Software-wise there is the option of locking onto one network SSID or allowing the apparatus to find the system in the region. Though you re not on the market for a WiFi detector that is chirping, the code is a good illustration of how you can detect signal RSSI and act on it accordingly; a neat trick which may come at a project.
The hardware is about as straightforward as it gets, only a buzzer attached to one of those electronic pins. This project is more of a proof of concept, but it would be intriguing to observe the electronic equipment placed into a 3D printed replica of the Civil Defense Geiger counters, if it were to be developed. Maybe even incorporating an gauge that can bounce around in response to signal power.
Capitalizing on this phenomena, [Anton Haidai] has put together a quick hack which turns the ESP8266 into a “Geiger counter” to get WiFi. As opposed to discovering radiation, the gadget will start clicking to indicate strength and picks up on the most powerful WiFi signal. So will the clicking, as the signal gets stronger. It ’ s while a novelty.

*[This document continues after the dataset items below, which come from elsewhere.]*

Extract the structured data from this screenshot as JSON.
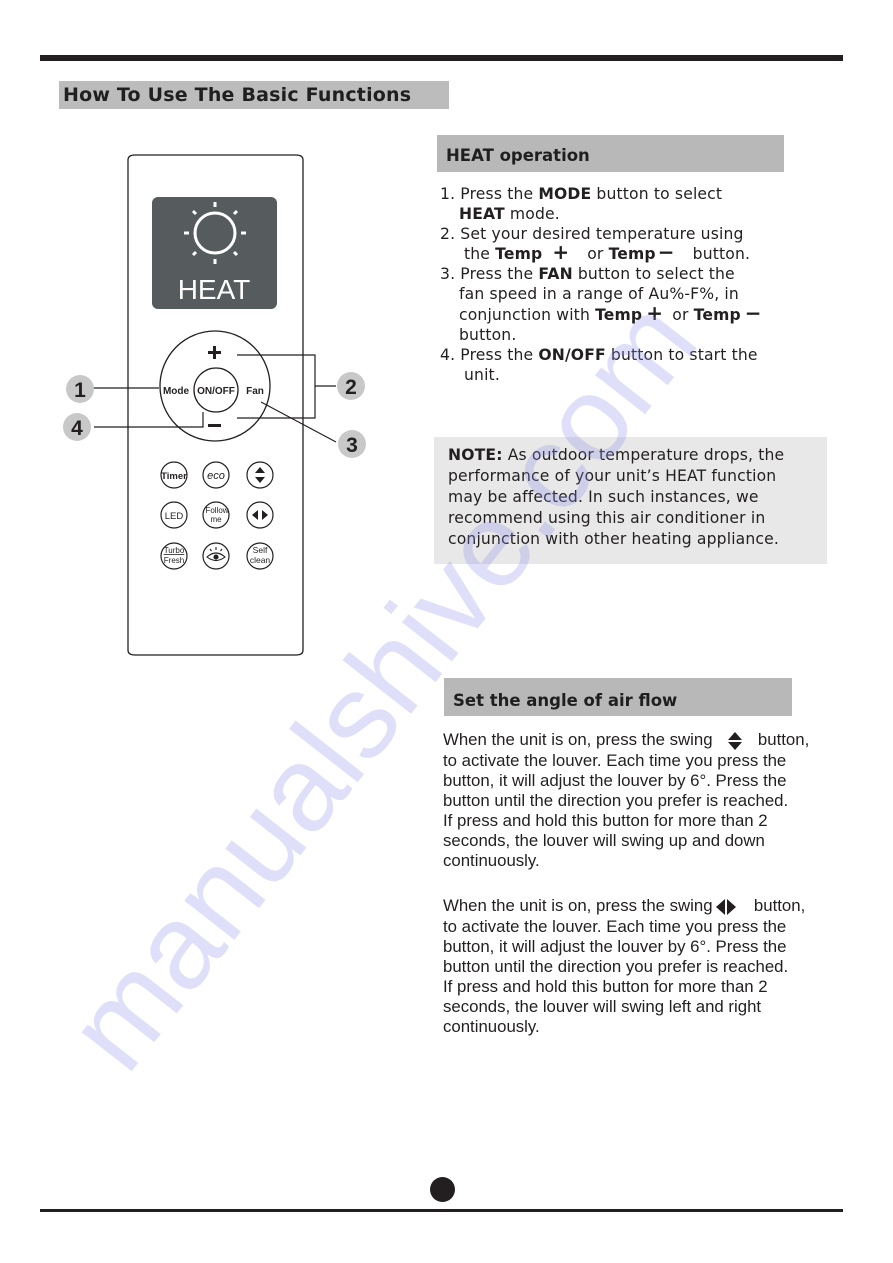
{
  "page": {
    "title": "How To Use The Basic Functions",
    "watermark": "manualshive.com"
  },
  "remote": {
    "display": {
      "mode_label": "HEAT",
      "icon": "sun-icon"
    },
    "ring": {
      "plus": "+",
      "minus": "−",
      "mode": "Mode",
      "onoff": "ON/OFF",
      "fan": "Fan"
    },
    "callouts": [
      "1",
      "2",
      "3",
      "4"
    ],
    "buttons": [
      {
        "lines": [
          "Timer"
        ],
        "icon": null
      },
      {
        "lines": [
          "eco"
        ],
        "icon": null
      },
      {
        "lines": [],
        "icon": "swing-vertical-icon"
      },
      {
        "lines": [
          "LED"
        ],
        "icon": null
      },
      {
        "lines": [
          "Follow",
          "me"
        ],
        "icon": null
      },
      {
        "lines": [],
        "icon": "swing-horizontal-icon"
      },
      {
        "lines": [
          "Turbo",
          "Fresh"
        ],
        "icon": null
      },
      {
        "lines": [],
        "icon": "eye-icon"
      },
      {
        "lines": [
          "Self",
          "clean"
        ],
        "icon": null
      }
    ]
  },
  "heat": {
    "heading": "HEAT operation",
    "step1": {
      "num": "1. ",
      "a": "Press the ",
      "b": "MODE",
      "c": " button to select",
      "d": "HEAT",
      "e": " mode."
    },
    "step2": {
      "num": "2. ",
      "a": "Set your desired temperature using",
      "b": "the ",
      "c": "Temp",
      "d": "+",
      "e": "or ",
      "f": "Temp",
      "g": "−",
      "h": "button."
    },
    "step3": {
      "num": "3. ",
      "a": "Press the ",
      "b": "FAN",
      "c": " button to select the",
      "d": "fan speed in a range of Au%-F%, in",
      "e": "conjunction with ",
      "f": "Temp",
      "g": "+",
      "h": " or ",
      "i": "Temp",
      "j": "−",
      "k": "button."
    },
    "step4": {
      "num": "4. ",
      "a": "Press the ",
      "b": "ON/OFF",
      "c": " button to start the",
      "d": "unit."
    },
    "note": {
      "label": "NOTE:",
      "lines": [
        " As outdoor temperature drops, the",
        "performance of your unit’s HEAT function",
        "may be affected. In such instances, we",
        "recommend using this air conditioner in",
        "conjunction with other heating appliance."
      ]
    }
  },
  "airflow": {
    "heading": "Set the angle of air flow",
    "para1": {
      "first_a": "When the unit is on, press the swing ",
      "first_b": " button,",
      "lines": [
        "to activate the louver. Each time you press the",
        "button, it will adjust the louver by 6°. Press the",
        "button until the direction you prefer is reached.",
        "If press and hold this button for more than 2",
        "seconds, the louver will swing up and down",
        "continuously."
      ]
    },
    "para2": {
      "first_a": "When the unit is on, press the swing ",
      "first_b": " button,",
      "lines": [
        "to activate the louver. Each time you press the",
        "button, it will adjust the louver by 6°. Press the",
        "button until the direction you prefer is reached.",
        "If press and hold this button for more than 2",
        "seconds, the louver will swing left and right",
        "continuously."
      ]
    }
  }
}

There’s perhaps no sound recognizable than the frantic clicking of a Geiger counter. Not since this is a post-apocalyptic world in which everybody is personally acquainted with the performance of apparatus that were said, but because it s a frequent effect used in many films, TV shows, and video games. If that noise is heard by somebody , even if it doesn ’ t actually make sense they understand things are about to get serious.